初監督作品「身分(シュンフン)」の編集作業中の白諦さん(中央)。東京芸大大学院映像研究科の同級生が編集に協力した=3月2日、仙台市のせんだいメディアテークで

宮城県石巻市の外国人妻たちの親睦会「ハッピーママの会」を取材する白さん。左からリーダーの畢麗君さん(左)と杉山美恵さん=3月3日

佐々木アメリアさん(右から2人目)ら南三陸町のフィリピン人たちを撮影した映画「身分(シュンフン)」の一場面 (C)『身分』―白諦


 【松原央】中国語でアイデンティティーを意味する「身分(シュンフン)」。そんなタイトルのドキュメンタリー映画が、東日本大震災で壊滅的な被害を受けた宮城県の沿岸部を舞台に、中国人女性の手によって撮影された。主役は中国や台湾、フィリピンから嫁いできた外国人妻たちだ。外国人の目を通して見た被災地の外国人。そんなユニークな作品が、震災から2年を経て完成に近づいている。

■北野映画に魅せられて日本へ

 2011年3月11日の地震で市街地を津波が襲い、死者・行方不明者4千人を出した石巻市。3月上旬、横浜市から夜行バスでやってきた白諦さん(29)を出迎えたのは、石巻で活動する外国人妻の親睦グループ「ハッピーママの会」のリーダーで台湾出身の杉山美恵さん(52)と中国出身の畢麗君さん(45)の2人だった。

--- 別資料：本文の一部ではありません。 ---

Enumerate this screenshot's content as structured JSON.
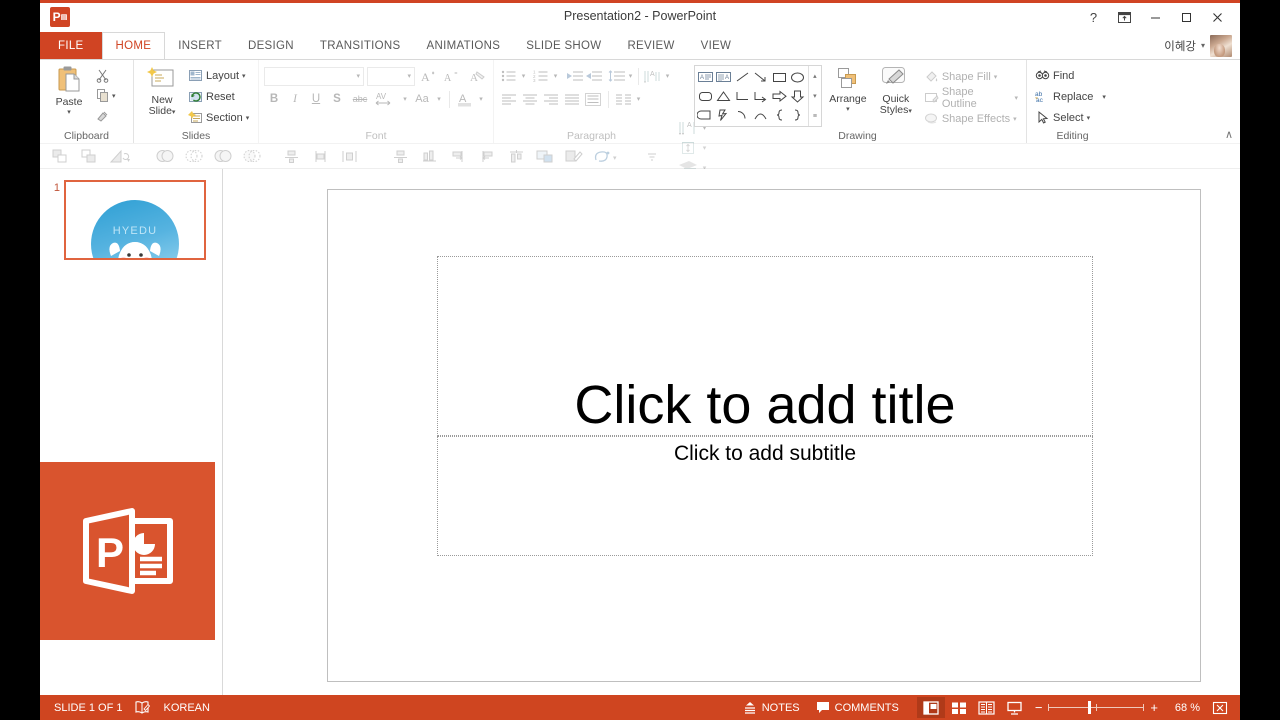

 「あんまりよく来るから近所の人が本当の娘だと思ってたのよ」。杉山さんが切り出し、日本語と中国語を交えた思い出話に花が咲く。白さんが愛用のデジタル一眼レフカメラを取り出し、2人にレンズを向けて録画ボタンを押した。

 白さんは東京芸大大学院映像研究科で学び、昨年4月に卒業。その翌月、初めて監督作品として取り組むドキュメンタリーの取材でこの2人に出会った。

 白さんは中国でも有数の名門美術大学、南京芸術学院でアニメーションを専攻し、卒業後はインテリアなどのデザイナーとして働いていた。だが、北野武監督の「菊次郎の夏」などに魅せられて日本映画にあこがれ、かつて北野監督が教えていた東京芸大の映像研究科を留学先に選んだ。

 震災後は原発事故の影響を心配した両親に説得され帰国した。しかし、中国で見た被災地のニュース映像は、自分が日本では気づかなかった日本人の「強さ」を伝えていた。日本への思いが募り、周囲の反対を押し切って震災から1カ月後に日本に舞い戻った。

 来日時は2年の修士課程を終えて中国に帰ろうと思っていた。「なぜ震災後、そこまで愛着を感じたのか自分でも不思議だった」。答えを求めて滞在を1年間延長し、震災後も被災地に残ることを選んだ外国人たちの取材を始めた。

 中でも強く引きつけられたのが、古い家族観と慣習が残る東北の漁村や農家に嫁いだ外国人妻たちだった。日本に対する複雑な思いを抱きながら、家族のため、地域のため、同胞のために奮闘する女性たちの姿が心をとらえた。